Em Portugal, postava seus passeios turísticos, trilhas e mensagens motivacionais no Instagram. As mudanças no algoritmo na plataforma do Meta o desanimaram, mas viu seu perfil no TikTok crescer. Neste momento, no entanto, já não tinha tempo para outra coisa além de trabalhar.

"Quando resolvi voltar a postar, tudo o que fazia era trabalhar nas entregas para ter dinheiro. Então tive que fazer vídeos sobre isso, não tinha mais o que mostrar."

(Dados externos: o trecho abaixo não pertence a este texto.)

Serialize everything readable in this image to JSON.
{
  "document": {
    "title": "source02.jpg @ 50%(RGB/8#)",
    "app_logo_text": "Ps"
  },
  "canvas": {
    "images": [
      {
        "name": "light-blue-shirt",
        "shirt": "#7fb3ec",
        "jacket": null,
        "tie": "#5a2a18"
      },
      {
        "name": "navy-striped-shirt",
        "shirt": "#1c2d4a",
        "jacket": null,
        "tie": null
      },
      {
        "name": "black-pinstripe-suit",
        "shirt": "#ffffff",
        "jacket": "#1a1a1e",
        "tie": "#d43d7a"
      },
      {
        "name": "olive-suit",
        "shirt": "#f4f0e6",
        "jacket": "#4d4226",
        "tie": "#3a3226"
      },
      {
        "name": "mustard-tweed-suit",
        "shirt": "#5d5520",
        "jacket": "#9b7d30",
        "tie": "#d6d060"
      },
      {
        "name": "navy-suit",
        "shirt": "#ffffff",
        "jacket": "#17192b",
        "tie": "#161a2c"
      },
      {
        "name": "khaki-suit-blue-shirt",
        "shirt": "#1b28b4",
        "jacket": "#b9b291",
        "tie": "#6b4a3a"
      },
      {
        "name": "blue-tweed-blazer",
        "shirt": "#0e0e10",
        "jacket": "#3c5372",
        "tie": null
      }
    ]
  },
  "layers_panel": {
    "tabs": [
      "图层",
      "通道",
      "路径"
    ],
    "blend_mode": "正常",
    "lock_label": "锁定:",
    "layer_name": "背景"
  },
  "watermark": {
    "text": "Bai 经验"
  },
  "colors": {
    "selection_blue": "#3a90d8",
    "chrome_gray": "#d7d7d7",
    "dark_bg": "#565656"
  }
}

Em seus vídeos, ele registra:

  • momentos de espera para os pedidos caírem em seu aplicativo;
  • situações mais estressantes, como os dias de chuva;
  • até mesmo o acidente que sofreu.

Ele explica que ser um estafeta em Portugal não é só pegar uma moto e sair pilotando.

"São outras regras de trânsito, tive que aprender como trabalhar por aqui. No Brasil, os motoqueiros são muito unidos. Aqui é diferente. Tive que conhecer as pessoas e entender como as coisas funcionavam. Mas fiz amizade com todo mundo e, hoje em dia, mesmos os imigrantes de outras nacionalidades me param e me cumprimentam."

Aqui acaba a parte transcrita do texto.